Essay: PAMPC: Perception-Aware Model Predictive Control for Quadrotors

The paper introduces the Perception-Aware Model Predictive Control (PAMPC) framework, which represents a significant advancement in the field of quadrotor control. The primary objective of PAMPC is to unify control and planning by jointly optimizing action and perception objectives. This framework leverages numerical optimization to compute trajectories that satisfy both the dynamical constraints of the quadrotor platform and the perception objectives necessary for robust and reliable sensing.

Overview of Methodology

The core innovation of PAMPC is its ability to integrate perception objectives into the control process, specifically by maximizing the visibility of a point of interest and minimizing its velocity in the image plane. This dual focus is essential because the requirements for perception can often contradict those for motion control, necessitating a careful balancing act.

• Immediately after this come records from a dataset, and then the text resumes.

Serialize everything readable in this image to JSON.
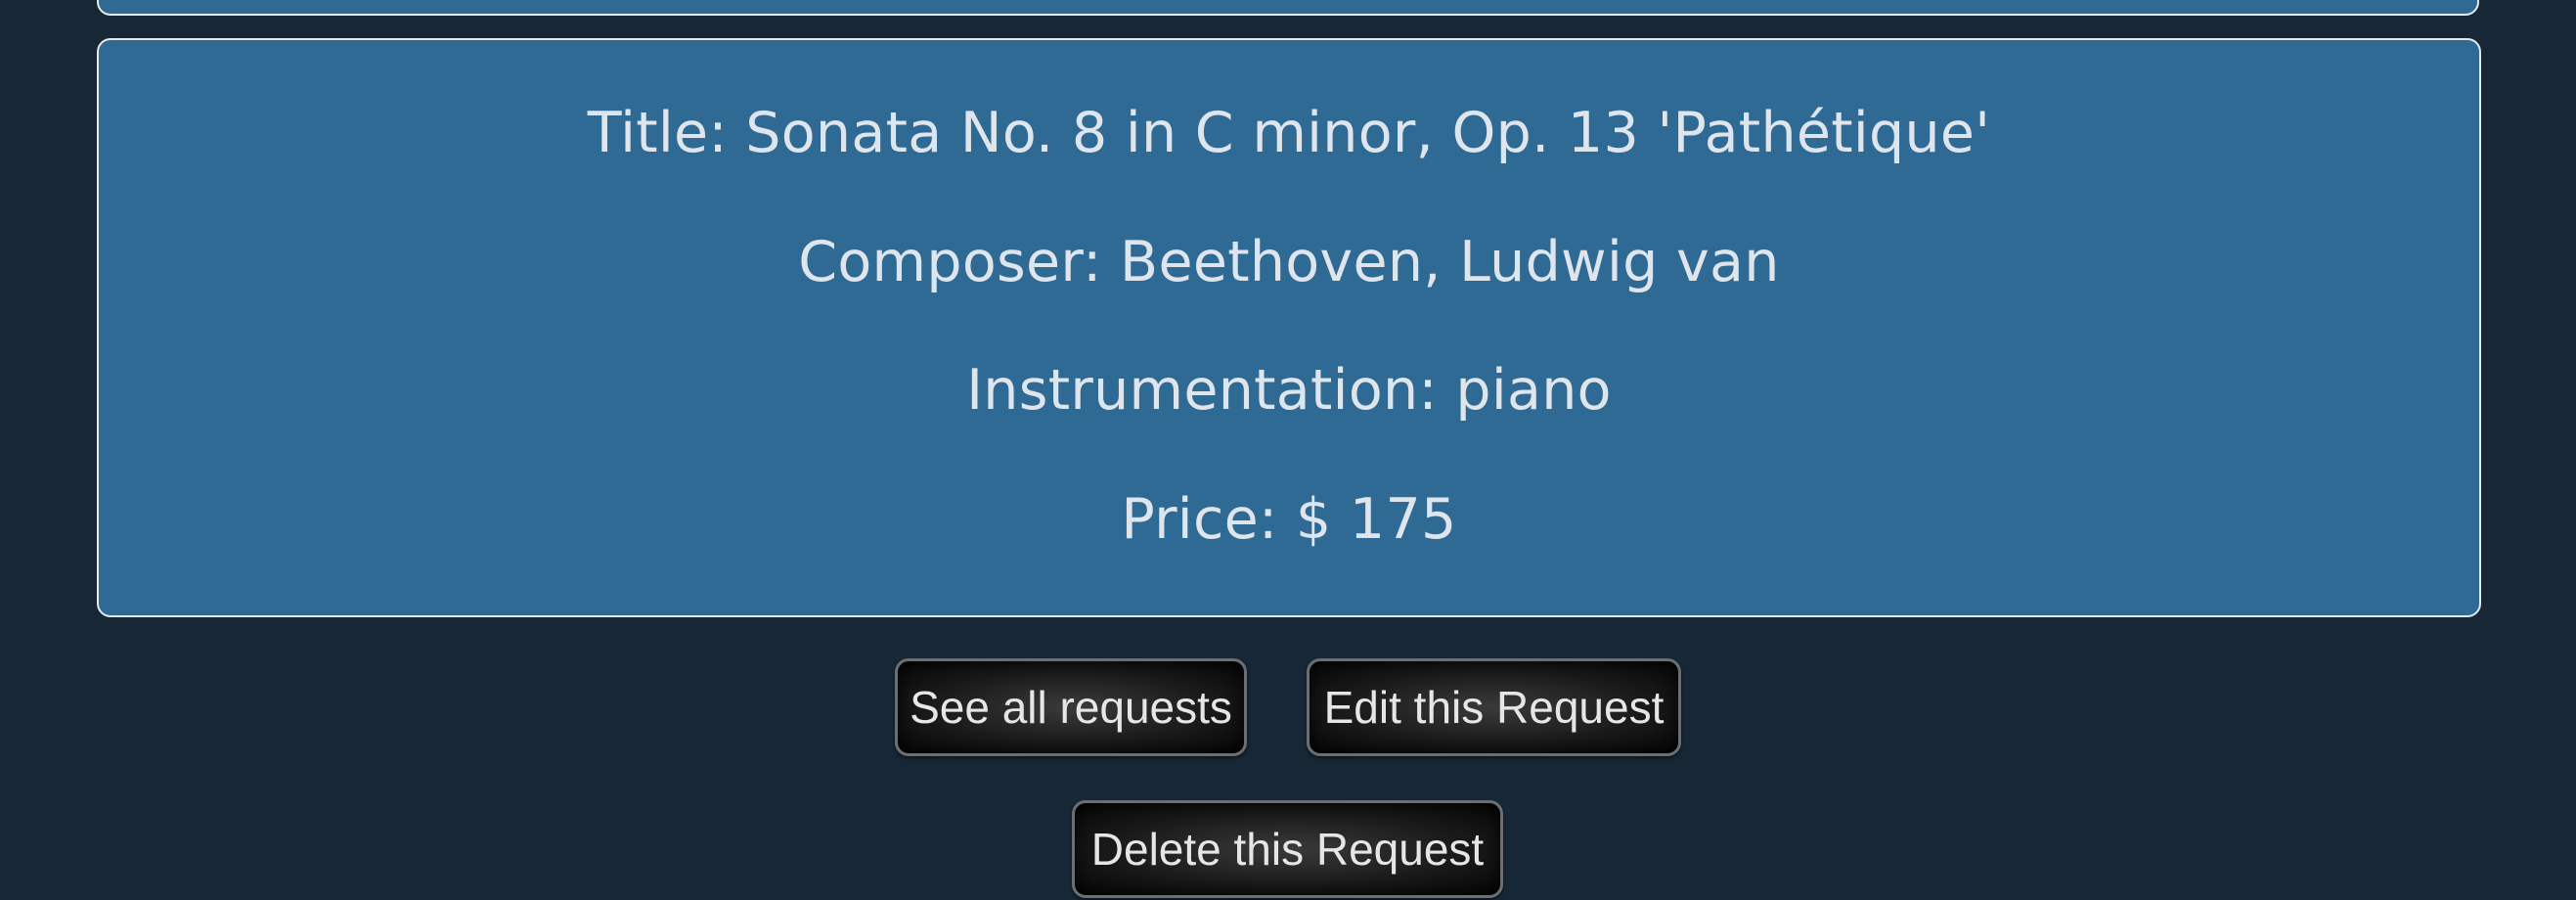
{
  "request": {
    "title_label": "Title:",
    "title": "Sonata No. 8 in C minor, Op. 13 'Pathétique'",
    "composer_label": "Composer:",
    "composer": "Beethoven, Ludwig van",
    "instrumentation_label": "Instrumentation:",
    "instrumentation": "piano",
    "price_label": "Price:",
    "price": "$ 175"
  },
  "actions": {
    "see_all_label": "See all requests",
    "edit_label": "Edit this Request",
    "delete_label": "Delete this Request"
  },
  "colors": {
    "page_background": "#182735",
    "card_background": "#2e6a94",
    "card_border": "#e4e9ee",
    "button_background": "#111111"
  }
}
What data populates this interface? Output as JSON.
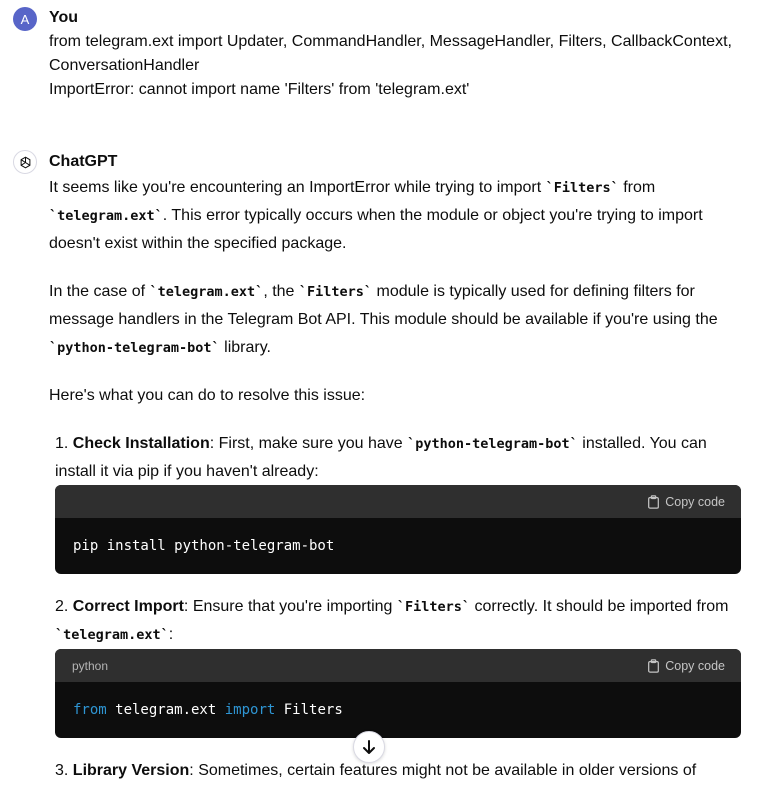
{
  "user": {
    "avatar_letter": "A",
    "name": "You",
    "lines": [
      "from telegram.ext import Updater, CommandHandler, MessageHandler, Filters, CallbackContext,",
      "ConversationHandler",
      "ImportError: cannot import name 'Filters' from 'telegram.ext'"
    ]
  },
  "assistant": {
    "name": "ChatGPT",
    "p1": {
      "a": "It seems like you're encountering an ImportError while trying to import ",
      "c1": "`Filters`",
      "b": " from ",
      "c2": "`telegram.ext`",
      "d": ". This error typically occurs when the module or object you're trying to import doesn't exist within the specified package."
    },
    "p2": {
      "a": "In the case of ",
      "c1": "`telegram.ext`",
      "b": ", the ",
      "c2": "`Filters`",
      "d": " module is typically used for defining filters for message handlers in the Telegram Bot API. This module should be available if you're using the ",
      "c3": "`python-telegram-bot`",
      "e": " library."
    },
    "p3": "Here's what you can do to resolve this issue:",
    "items": [
      {
        "num": "1.",
        "title": "Check Installation",
        "a": ": First, make sure you have ",
        "c1": "`python-telegram-bot`",
        "b": " installed. You can install it via pip if you haven't already:"
      },
      {
        "num": "2.",
        "title": "Correct Import",
        "a": ": Ensure that you're importing ",
        "c1": "`Filters`",
        "b": " correctly. It should be imported from ",
        "c2": "`telegram.ext`",
        "c": ":"
      },
      {
        "num": "3.",
        "title": "Library Version",
        "a": ": Sometimes, certain features might not be available in older versions of"
      }
    ],
    "code1": {
      "language": "",
      "copy_label": "Copy code",
      "code": "pip install python-telegram-bot"
    },
    "code2": {
      "language": "python",
      "copy_label": "Copy code",
      "kw1": "from",
      "mod": " telegram.ext ",
      "kw2": "import",
      "name": " Filters"
    }
  },
  "colors": {
    "user_avatar": "#5865c8",
    "code_bg": "#0d0d0d",
    "code_header": "#2f2f2f",
    "keyword": "#2e95d3"
  },
  "icons": [
    "openai-logo-icon",
    "clipboard-icon",
    "arrow-down-icon"
  ]
}
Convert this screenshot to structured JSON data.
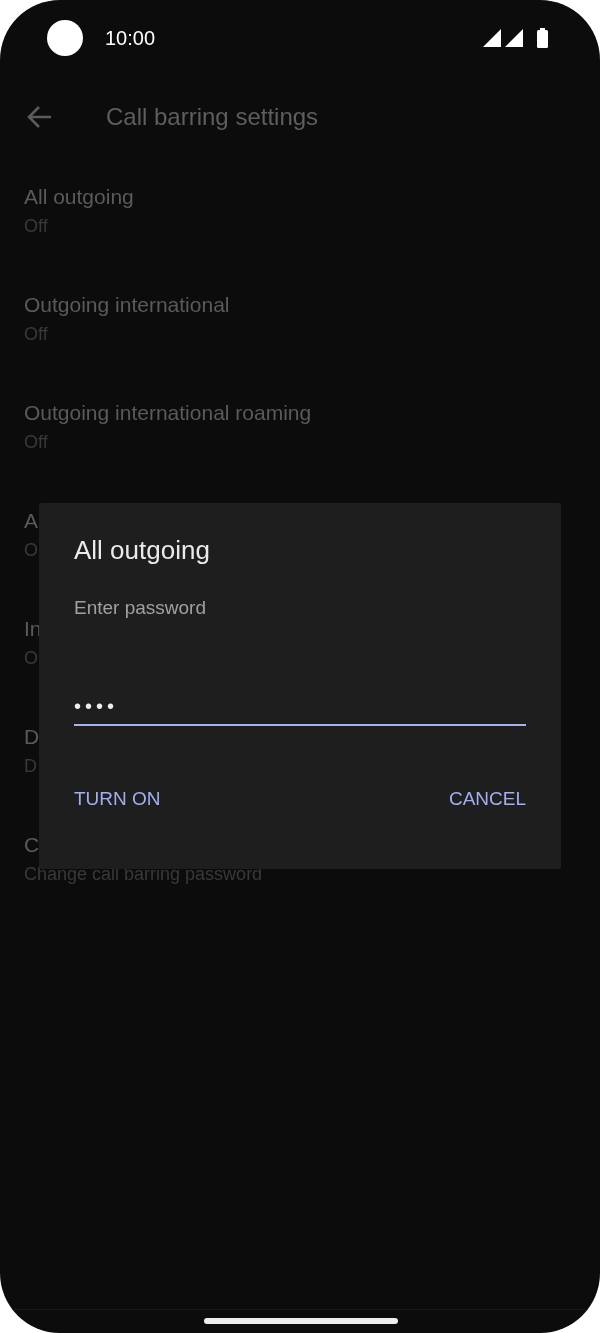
{
  "status_bar": {
    "time": "10:00"
  },
  "toolbar": {
    "title": "Call barring settings"
  },
  "settings": [
    {
      "title": "All outgoing",
      "summary": "Off"
    },
    {
      "title": "Outgoing international",
      "summary": "Off"
    },
    {
      "title": "Outgoing international roaming",
      "summary": "Off"
    },
    {
      "title": "A",
      "summary": "O"
    },
    {
      "title": "In",
      "summary": "O"
    },
    {
      "title": "D",
      "summary": "D"
    },
    {
      "title": "C",
      "summary": "Change call barring password"
    }
  ],
  "dialog": {
    "title": "All outgoing",
    "label": "Enter password",
    "value": "••••",
    "buttons": [
      "TURN ON",
      "CANCEL"
    ]
  }
}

For instance, optimizing the thrust alignment with an intended trajectory can lead to orientations that reduce the visibility of critical visual landmarks. The PAMPC recasting of these objectives into a non-linear optimization problem allows for a more harmonious consideration of these aspects, catering for real-time adjustments in a rapidly changing environment.

Numerical and Experimental Validation

A crucial aspect of PAMPC’s development is its real-time operational capacity, achieved through effective onboard computation. The platform runs a non-linear optimization problem in a receding-horizon fashion, making it computationally feasible with the help of low-power ARM computers. This capability is particularly relevant for small-scale quadrotors, which have stringent computational and power constraints.

Experimentally, the paper validates the PAMPC framework through a series of tests, demonstrating its efficacy in scenarios where traditional control methods may fail. Notably, the framework shows improved performance under highly challenging lighting conditions and in maintaining visual markers within the camera’s field of view, underscoring the reliability and robustness of the perception-aware approach.

Implications

The implications of this research are broad for both theoretical and practical advancements in autonomous aerial vehicles. Theoretically, the integration of perception objectives into the quadrotor control framework enhances the understanding of coupled dynamics and sensing. Practically, it opens new possibilities in environments previously deemed too challenging for reliable autonomous navigation, such as those with dynamic lighting changes or sparse visual features.

Future work could extend these principles to other robotic platforms and complex environments, potentially incorporating machine learning algorithms to dynamically adjust perception objectives based on real-time learning and adaptation. Additionally, expanding the current perception objectives could further enhance the framework’s applicability to diverse operational scenarios, such as obstacle avoidance and cooperative multi-robot systems.

In conclusion, the PAMPC framework represents a valuable advancement in robotic perception and control, providing a robust methodology for integrating sensory data with dynamic motion planning in quadrotor systems. The framework not only supports more reliable and agile navigation but also exemplifies a powerful paradigm for interdisciplinary research and application in autonomous systems.